McRae found cohabitation had been chosen over marriage because marriage was seen as limiting personal freedom and independence, offering no advantages over cohabitation. This shows that more people started a cohabiting relationship rather than a marriage, leading to a decline in marriage, but a rise in cohabitation. Some people find it better to have more sexual partners than to get married. Patricia Morgan argues that cohabitation is part of a worrying trend in which marriage is going out of fashion and the family is in decline.
It is a sign of an increasing trend to have more sexual partners and change them frequently than to commit to stable married relationships. This shows that cohabitation is becoming more popular than marriage because people are starting to want more than just one partner for life. Cohabitation is an alternative to marriage Chandler argues cohabitation is a relatively stable alternative to marriage and that the length of time couples spend together is expanding. This shows that it is a good alternative to marriage, but with more freedom.
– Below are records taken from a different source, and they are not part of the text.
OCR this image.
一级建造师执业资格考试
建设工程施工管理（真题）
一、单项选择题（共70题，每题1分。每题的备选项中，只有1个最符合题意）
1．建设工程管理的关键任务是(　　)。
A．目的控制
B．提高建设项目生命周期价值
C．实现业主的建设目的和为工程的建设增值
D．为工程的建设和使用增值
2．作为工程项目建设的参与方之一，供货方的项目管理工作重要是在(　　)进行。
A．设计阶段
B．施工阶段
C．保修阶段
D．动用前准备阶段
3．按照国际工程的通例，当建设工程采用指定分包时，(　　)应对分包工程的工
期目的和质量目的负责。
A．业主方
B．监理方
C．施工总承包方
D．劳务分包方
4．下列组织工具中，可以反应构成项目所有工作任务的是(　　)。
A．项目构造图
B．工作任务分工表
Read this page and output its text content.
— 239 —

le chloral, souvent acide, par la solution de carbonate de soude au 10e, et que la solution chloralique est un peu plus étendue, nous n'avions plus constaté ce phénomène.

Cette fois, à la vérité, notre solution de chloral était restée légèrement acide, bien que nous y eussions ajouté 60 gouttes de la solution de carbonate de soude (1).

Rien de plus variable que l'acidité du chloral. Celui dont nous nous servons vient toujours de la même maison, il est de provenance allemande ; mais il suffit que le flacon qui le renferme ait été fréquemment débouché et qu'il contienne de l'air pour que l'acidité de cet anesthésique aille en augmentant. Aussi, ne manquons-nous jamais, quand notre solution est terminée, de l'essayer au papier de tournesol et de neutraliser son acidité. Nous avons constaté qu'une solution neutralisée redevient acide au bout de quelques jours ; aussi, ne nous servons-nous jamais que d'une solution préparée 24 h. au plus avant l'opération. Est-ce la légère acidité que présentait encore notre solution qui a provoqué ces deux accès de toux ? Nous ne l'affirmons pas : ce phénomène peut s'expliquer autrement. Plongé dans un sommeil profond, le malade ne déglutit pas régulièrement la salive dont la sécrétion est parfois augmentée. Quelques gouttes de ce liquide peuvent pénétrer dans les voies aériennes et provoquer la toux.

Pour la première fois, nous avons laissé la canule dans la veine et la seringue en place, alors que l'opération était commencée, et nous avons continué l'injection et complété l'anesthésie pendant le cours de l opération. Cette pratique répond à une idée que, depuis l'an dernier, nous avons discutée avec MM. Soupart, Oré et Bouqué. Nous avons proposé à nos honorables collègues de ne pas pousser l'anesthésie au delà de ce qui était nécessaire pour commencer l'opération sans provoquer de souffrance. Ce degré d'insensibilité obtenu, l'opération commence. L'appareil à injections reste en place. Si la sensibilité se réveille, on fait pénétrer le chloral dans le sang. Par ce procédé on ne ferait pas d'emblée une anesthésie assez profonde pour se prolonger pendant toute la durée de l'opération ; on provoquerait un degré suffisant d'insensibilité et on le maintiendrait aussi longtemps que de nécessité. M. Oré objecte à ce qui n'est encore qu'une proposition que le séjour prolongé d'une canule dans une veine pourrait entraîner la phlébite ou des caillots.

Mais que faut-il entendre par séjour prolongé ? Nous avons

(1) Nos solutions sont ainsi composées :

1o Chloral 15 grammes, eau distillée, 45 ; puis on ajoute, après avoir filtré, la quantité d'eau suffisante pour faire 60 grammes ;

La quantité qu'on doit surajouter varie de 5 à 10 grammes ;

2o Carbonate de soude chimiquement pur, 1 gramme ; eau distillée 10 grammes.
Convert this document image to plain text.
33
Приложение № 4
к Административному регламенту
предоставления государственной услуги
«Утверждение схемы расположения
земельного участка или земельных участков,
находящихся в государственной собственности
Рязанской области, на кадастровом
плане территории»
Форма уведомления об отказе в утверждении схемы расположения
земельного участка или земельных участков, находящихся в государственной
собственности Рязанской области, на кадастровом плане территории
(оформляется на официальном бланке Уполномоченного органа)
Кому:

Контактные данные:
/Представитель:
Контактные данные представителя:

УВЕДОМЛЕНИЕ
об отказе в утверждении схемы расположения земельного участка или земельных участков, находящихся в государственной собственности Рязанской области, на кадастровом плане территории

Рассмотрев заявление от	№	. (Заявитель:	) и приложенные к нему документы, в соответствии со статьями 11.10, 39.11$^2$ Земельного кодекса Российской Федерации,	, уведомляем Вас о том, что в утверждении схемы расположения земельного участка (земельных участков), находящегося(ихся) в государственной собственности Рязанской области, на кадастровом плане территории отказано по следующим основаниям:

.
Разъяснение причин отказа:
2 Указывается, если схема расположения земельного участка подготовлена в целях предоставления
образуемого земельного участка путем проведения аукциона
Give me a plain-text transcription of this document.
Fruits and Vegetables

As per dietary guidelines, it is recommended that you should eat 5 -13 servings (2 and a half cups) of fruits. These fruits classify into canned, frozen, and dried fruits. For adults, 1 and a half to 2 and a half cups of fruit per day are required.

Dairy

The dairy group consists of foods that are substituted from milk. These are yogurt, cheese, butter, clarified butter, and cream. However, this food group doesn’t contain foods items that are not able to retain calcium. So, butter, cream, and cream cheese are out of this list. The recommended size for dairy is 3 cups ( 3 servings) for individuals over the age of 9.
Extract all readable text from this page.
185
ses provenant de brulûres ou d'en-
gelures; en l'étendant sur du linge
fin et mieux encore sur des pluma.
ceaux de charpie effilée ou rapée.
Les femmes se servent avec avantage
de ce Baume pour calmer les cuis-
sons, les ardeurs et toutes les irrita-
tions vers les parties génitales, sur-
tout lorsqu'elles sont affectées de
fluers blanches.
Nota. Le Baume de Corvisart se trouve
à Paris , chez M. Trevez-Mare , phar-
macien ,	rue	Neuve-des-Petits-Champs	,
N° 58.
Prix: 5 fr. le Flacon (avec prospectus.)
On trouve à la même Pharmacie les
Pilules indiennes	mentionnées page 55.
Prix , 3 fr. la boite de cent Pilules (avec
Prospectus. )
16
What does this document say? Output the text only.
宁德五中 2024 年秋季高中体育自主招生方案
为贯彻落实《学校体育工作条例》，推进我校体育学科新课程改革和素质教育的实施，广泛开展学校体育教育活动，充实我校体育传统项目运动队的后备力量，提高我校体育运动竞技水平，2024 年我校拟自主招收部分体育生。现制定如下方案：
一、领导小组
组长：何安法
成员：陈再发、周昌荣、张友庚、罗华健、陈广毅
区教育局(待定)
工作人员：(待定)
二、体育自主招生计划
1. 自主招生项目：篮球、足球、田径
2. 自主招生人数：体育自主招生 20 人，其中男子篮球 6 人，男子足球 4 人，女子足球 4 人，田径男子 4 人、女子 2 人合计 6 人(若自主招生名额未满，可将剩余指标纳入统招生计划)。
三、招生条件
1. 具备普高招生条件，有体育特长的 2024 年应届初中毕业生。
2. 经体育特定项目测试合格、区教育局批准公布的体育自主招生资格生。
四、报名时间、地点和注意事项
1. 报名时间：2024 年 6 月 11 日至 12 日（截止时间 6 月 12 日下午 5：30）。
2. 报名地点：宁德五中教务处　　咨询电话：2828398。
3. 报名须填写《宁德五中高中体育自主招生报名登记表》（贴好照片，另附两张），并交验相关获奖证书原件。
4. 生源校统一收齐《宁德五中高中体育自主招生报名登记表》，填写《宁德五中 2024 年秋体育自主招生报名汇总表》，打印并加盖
However, the New Right claim that cohabitation is less stable than marriage and can lead to negative consequences. Fear of divorce could lead to more people cohabitating, rather than getting married. The ONS showed that 45% of marriages ended in divorce, which could lead to people not wanting to get married and preferring to cohabit instead. This shows that the fear of divorce can turn people away from marriage and turning to cohabitation, which declines the popularity of marriage and increases cohabitation.